Nebraska lawmakers on Thursday overrode Gov. Pete Rickett’s veto of legislation allowing immigrants brought to the country illegally as children to get driver’s licenses – ending that state’s status as the only one to deny driving privileges to so-called "Dreamers."
The state senate voted 34-10 to overturn the veto of Legislative Bill 623.
Originally the bill passed the senate by a 34-9 margin, which was four more votes than were needed to override the veto. The bill gained the support of a number of Nebraska's largest businesses and agriculture groups, as well as Omaha Mayor Jean Stothert, a prominent Republican.
Before the bill was passed, Gov. Ricketts, a Republican, told the World-Herald of Omaha that he didn’t “believe in giving benefits to people who came here illegally.”

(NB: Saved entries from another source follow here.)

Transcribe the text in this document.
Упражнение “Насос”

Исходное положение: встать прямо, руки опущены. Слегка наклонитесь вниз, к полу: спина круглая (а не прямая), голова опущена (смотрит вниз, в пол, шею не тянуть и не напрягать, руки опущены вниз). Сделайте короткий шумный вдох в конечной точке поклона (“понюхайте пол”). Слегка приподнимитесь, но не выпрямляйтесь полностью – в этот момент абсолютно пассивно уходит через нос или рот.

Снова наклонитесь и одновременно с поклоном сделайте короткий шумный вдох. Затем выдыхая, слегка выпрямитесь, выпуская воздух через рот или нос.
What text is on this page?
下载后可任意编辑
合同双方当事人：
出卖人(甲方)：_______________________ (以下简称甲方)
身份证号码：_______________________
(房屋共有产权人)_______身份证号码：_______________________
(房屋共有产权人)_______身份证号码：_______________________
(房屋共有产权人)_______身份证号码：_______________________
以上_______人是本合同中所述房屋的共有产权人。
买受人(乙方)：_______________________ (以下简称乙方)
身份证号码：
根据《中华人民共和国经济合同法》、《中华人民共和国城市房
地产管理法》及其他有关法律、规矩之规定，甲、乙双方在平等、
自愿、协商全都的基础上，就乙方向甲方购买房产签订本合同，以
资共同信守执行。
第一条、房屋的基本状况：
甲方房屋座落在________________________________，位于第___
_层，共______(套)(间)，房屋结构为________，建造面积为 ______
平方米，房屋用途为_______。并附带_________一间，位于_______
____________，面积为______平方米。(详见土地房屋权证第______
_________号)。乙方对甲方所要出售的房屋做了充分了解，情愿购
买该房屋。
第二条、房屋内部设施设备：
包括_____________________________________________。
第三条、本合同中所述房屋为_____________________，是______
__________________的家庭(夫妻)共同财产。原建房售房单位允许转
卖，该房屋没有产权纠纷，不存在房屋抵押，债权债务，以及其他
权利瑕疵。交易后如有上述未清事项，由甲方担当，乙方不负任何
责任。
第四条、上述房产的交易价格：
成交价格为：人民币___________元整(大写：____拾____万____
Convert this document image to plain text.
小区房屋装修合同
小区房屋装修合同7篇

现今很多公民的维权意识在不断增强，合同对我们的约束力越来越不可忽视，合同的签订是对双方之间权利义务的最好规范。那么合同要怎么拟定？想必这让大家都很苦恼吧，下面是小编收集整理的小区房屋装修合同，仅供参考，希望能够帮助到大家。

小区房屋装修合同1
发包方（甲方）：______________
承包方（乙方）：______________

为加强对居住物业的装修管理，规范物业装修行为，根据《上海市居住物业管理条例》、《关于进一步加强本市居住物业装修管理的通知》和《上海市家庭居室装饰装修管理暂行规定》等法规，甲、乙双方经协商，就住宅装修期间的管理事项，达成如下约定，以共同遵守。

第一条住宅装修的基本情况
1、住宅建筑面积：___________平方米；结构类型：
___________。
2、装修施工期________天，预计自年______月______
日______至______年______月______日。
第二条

In the lead-up to the vote, the Greater Omaha Chamber of Commerce, the Nebraska Chamber of Commerce and Industry and the Lincoln Chamber of Commerce threw their support behind the measure.
“I don’t expect to agree with anybody 100 percent of the time, even my friends,” said Ricketts, a pro-business politician who has had the backing of the state’s business sector for most of his time in office. “Their perspectives have not changed mine.”
President Barack Obama announced an executive action in 2012 – known by the acronym DACA – that gives immigrants brought here as children a two-year work permit and protection from deportation, as well as the opportunity to get a Social Security Number and driver's license. Although a few states initially announced that they would deny licenses to people who qualified for DACA, only Arizona and Nebraska adopted laws barring them.
A court blocked Arizona's law in July, leaving in place only Nebraska's, which former Gov. Dave Heineman approved three years ago. The American Civil Liberties Union of Nebraska also has been challenging the policy in court.
Ricketts has said in the past that those who arrived in the country illegally shouldn't receive privileges intended for legal residents and said the bill would expand privileges to individuals beyond those covered under DACA. But senators who supported the bill argued the youth are active contributors to the state's economy and should not be penalized for their parents' actions.
Individuals under the executive action must be at least 15 years old, must have arrived in the U.S. before their 16th birthday, must have been younger than 31 in 2012, must have lived continuously in the U.S. since 2007 and must be in school or working toward a degree.
The Associated Press contributed to this report.